What does Covid-19 feel like?

The most common early symptoms of Covid-19 infection are fever and cough. About a quarter of adult patients have a cough and/or fatigue, and some have digestive-tract symptoms like nausea, abdominal pain, vomiting, or diarrhea. Less common symptoms are body aches and nasal congestion — but even if you have these, Covid-19 “should be a consideration at this time,” says Anna Corey, an infectious disease doctor and assistant professor at the Medical College of Wisconsin, because “at this point, we’re seeing so much community spread.”

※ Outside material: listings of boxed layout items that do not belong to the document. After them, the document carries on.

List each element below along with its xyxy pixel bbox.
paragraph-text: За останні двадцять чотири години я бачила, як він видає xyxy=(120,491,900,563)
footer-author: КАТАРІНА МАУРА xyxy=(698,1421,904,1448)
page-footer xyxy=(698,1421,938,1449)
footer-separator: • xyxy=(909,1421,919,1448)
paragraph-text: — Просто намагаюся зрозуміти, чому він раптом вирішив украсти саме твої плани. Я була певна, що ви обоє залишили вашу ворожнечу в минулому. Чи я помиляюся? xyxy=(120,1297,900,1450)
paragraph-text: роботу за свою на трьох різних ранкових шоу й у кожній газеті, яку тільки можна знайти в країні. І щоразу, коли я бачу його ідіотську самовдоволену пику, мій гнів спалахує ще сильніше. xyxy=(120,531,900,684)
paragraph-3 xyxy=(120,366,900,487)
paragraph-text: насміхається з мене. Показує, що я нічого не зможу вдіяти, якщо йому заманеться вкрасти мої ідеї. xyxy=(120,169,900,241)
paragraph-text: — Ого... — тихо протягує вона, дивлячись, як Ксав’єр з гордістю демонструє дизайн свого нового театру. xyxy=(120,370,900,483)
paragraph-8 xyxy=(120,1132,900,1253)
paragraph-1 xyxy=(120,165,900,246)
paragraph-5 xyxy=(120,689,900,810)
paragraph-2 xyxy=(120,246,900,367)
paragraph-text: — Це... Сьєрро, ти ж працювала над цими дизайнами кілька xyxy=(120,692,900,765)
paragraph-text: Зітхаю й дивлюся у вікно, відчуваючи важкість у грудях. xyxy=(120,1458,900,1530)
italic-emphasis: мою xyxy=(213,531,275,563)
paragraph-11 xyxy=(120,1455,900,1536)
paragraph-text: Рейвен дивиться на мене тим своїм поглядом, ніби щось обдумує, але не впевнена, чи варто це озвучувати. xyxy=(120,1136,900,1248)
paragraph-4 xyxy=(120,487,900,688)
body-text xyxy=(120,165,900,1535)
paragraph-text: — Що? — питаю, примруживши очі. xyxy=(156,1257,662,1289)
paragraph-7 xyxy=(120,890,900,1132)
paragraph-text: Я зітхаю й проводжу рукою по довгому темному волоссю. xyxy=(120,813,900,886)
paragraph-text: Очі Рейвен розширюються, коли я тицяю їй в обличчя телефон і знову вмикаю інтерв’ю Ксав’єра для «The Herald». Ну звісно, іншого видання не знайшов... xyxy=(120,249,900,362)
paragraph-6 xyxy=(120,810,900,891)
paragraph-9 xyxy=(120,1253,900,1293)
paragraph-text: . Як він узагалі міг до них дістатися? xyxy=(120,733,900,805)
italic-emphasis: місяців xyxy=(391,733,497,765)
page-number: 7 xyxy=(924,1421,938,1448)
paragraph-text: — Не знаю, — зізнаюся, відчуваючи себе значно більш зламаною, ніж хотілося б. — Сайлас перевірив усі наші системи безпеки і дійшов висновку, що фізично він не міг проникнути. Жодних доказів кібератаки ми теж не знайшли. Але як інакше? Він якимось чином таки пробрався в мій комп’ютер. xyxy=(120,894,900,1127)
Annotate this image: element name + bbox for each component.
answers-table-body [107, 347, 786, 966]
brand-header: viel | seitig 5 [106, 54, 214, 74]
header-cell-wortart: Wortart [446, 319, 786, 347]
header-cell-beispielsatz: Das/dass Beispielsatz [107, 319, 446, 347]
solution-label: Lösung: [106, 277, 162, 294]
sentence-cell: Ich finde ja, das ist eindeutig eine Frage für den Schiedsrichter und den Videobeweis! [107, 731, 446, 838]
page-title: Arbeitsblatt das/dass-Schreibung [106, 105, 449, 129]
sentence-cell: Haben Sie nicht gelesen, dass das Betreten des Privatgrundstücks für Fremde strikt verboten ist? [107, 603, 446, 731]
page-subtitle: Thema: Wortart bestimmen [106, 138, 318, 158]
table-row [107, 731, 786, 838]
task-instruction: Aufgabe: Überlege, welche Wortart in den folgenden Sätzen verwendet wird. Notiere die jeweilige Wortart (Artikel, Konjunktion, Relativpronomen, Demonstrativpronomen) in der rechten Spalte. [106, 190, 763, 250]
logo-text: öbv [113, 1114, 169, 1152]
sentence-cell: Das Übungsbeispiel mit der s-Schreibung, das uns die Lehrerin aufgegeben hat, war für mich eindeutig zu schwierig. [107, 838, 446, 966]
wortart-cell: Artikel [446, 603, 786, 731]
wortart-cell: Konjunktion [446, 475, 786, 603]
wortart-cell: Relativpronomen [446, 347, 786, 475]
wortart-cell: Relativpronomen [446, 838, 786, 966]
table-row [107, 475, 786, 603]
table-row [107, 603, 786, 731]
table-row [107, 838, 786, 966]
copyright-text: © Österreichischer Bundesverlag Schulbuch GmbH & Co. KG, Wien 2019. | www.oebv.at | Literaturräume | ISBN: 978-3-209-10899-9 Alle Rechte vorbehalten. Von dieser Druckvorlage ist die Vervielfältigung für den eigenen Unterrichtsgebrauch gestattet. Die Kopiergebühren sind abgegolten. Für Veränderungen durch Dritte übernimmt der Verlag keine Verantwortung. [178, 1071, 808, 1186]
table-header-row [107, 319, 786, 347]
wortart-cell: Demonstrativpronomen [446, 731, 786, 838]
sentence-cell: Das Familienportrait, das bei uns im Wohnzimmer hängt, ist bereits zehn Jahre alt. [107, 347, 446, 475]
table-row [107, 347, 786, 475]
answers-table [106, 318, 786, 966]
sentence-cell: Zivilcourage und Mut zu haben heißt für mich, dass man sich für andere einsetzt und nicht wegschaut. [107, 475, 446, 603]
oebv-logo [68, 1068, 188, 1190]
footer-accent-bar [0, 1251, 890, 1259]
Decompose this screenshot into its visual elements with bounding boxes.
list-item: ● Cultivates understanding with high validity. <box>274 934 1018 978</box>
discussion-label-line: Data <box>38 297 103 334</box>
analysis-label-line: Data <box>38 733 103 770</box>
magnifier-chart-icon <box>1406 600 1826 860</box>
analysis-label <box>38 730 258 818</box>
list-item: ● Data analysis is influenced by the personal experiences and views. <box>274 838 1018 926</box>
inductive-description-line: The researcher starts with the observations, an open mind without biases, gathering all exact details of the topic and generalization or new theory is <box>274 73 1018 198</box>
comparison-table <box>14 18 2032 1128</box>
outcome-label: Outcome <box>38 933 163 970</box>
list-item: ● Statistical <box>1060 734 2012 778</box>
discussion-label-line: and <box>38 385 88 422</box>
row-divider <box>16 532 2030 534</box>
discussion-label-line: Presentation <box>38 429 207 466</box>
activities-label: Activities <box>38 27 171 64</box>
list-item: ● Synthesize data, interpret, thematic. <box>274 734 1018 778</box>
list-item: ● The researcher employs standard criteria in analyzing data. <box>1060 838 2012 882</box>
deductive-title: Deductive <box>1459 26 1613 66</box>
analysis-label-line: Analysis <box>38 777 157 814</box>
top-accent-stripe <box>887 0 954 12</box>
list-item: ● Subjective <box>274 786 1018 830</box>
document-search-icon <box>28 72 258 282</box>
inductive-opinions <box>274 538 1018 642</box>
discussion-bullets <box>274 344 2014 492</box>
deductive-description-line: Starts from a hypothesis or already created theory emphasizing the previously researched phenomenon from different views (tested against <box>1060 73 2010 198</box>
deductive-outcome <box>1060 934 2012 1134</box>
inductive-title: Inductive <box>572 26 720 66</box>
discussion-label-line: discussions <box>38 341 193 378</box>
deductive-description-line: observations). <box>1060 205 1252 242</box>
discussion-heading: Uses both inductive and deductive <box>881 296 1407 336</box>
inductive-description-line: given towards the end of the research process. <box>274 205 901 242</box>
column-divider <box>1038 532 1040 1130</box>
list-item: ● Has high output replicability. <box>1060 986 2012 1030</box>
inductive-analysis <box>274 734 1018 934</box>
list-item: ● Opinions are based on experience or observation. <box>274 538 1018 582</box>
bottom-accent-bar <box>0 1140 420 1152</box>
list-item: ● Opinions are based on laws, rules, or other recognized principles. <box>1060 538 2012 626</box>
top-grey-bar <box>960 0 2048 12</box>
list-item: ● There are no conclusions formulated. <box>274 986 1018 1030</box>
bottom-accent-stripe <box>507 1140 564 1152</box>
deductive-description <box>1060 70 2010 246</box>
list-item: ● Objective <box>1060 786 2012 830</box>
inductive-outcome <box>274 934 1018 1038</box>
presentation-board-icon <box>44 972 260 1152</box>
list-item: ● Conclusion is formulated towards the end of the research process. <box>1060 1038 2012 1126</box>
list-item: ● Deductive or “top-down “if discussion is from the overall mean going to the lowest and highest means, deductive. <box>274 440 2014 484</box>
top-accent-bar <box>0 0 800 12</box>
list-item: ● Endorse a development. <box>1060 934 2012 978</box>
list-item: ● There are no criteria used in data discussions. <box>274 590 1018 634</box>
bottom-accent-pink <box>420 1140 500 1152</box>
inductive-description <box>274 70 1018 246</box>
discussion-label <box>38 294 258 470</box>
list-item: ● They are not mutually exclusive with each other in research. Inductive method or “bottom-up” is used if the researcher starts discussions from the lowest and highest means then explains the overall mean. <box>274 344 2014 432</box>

Lots of other infections can cause these same symptoms: There are many similarities between Covid-19 symptoms and those of the flu, other cold viruses, and even some cases of strep throat. The difference is that this particular virus is new to people’s immune systems — and that may explain why so many people who are infected with it have a more severe form of the infection that can lead to death. (Signs of severe illness include shortness of breath, confusion, chest pressure or tightness, dehydration, and bluish lips. These symptoms are big red flags — if you have any of them, call your doctor or an urgent care or emergency room immediately).